U.K. innkeepers fined for turning away gay couple

LONDON — Britain’s Court of Appeal has ordered a pair of Christian innkeepers to pay 3,600 pounds ($5,800) in damages … Continued

LONDON — Britain’s Court of Appeal has ordered a pair of Christian innkeepers to pay 3,600 pounds ($5,800) in damages to a gay couple that was told they could not share a room in the couple’s guesthouse.

The three-judge panel rejected an appeal by the innkeepers, Peter and Hazelmary Bull, in their conviction of telling Martyn Hall and Steven Preddy they could not share a double room.

The court in London told the couple, who ran the Chymorvah House in Cornwall, England, to pay the penalty.

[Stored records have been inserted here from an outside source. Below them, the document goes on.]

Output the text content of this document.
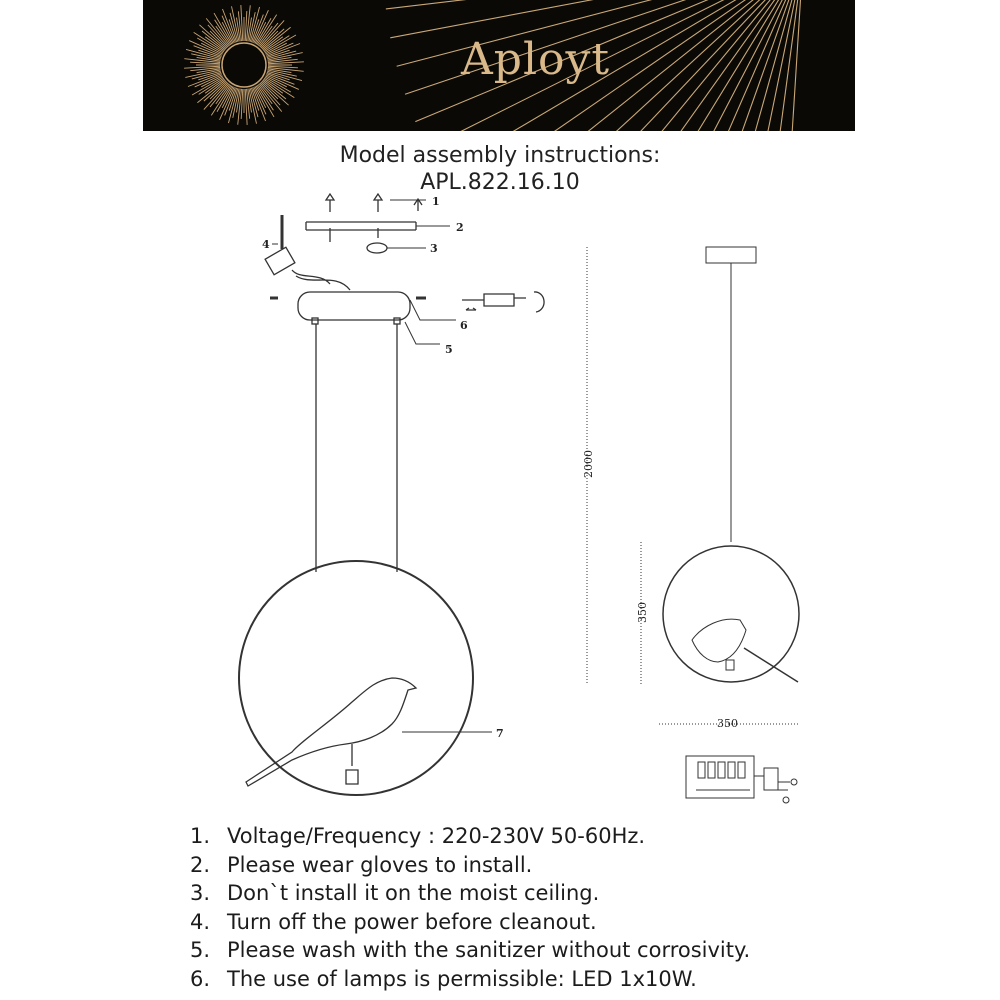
Aployt
Model assembly instructions:
APL.822.16.10
1
2
3
4
6
5
7
2000
350
350
1. Voltage/Frequency : 220-230V 50-60Hz.
2. Please wear gloves to install.
3. Don`t install it on the moist ceiling.
4. Turn off the power before cleanout.
5. Please wash with the sanitizer without corrosivity.
6. The use of lamps is permissible: LED 1x10W.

The Bulls had argued that permitting Hall and Preddy to share a bedroom went against their Christian belief and that sex outside marriage was a “sin.” The Hulls claimed they had not discriminated against the gay couple because of their homosexuality.

Their lawyer, James Dingemans, insisted his clients’ guesthouse policy was directed toward a sexual practice, not sexual orientation, and applied to both straight and gay couples. Otherwise, the attorney said, the Hulls were convinced they would be involved in “promoting a sin.”

Dingemans said that even if the innkeepers’ beliefs were perhaps “outdated,” they nonetheless were entitled to hold them.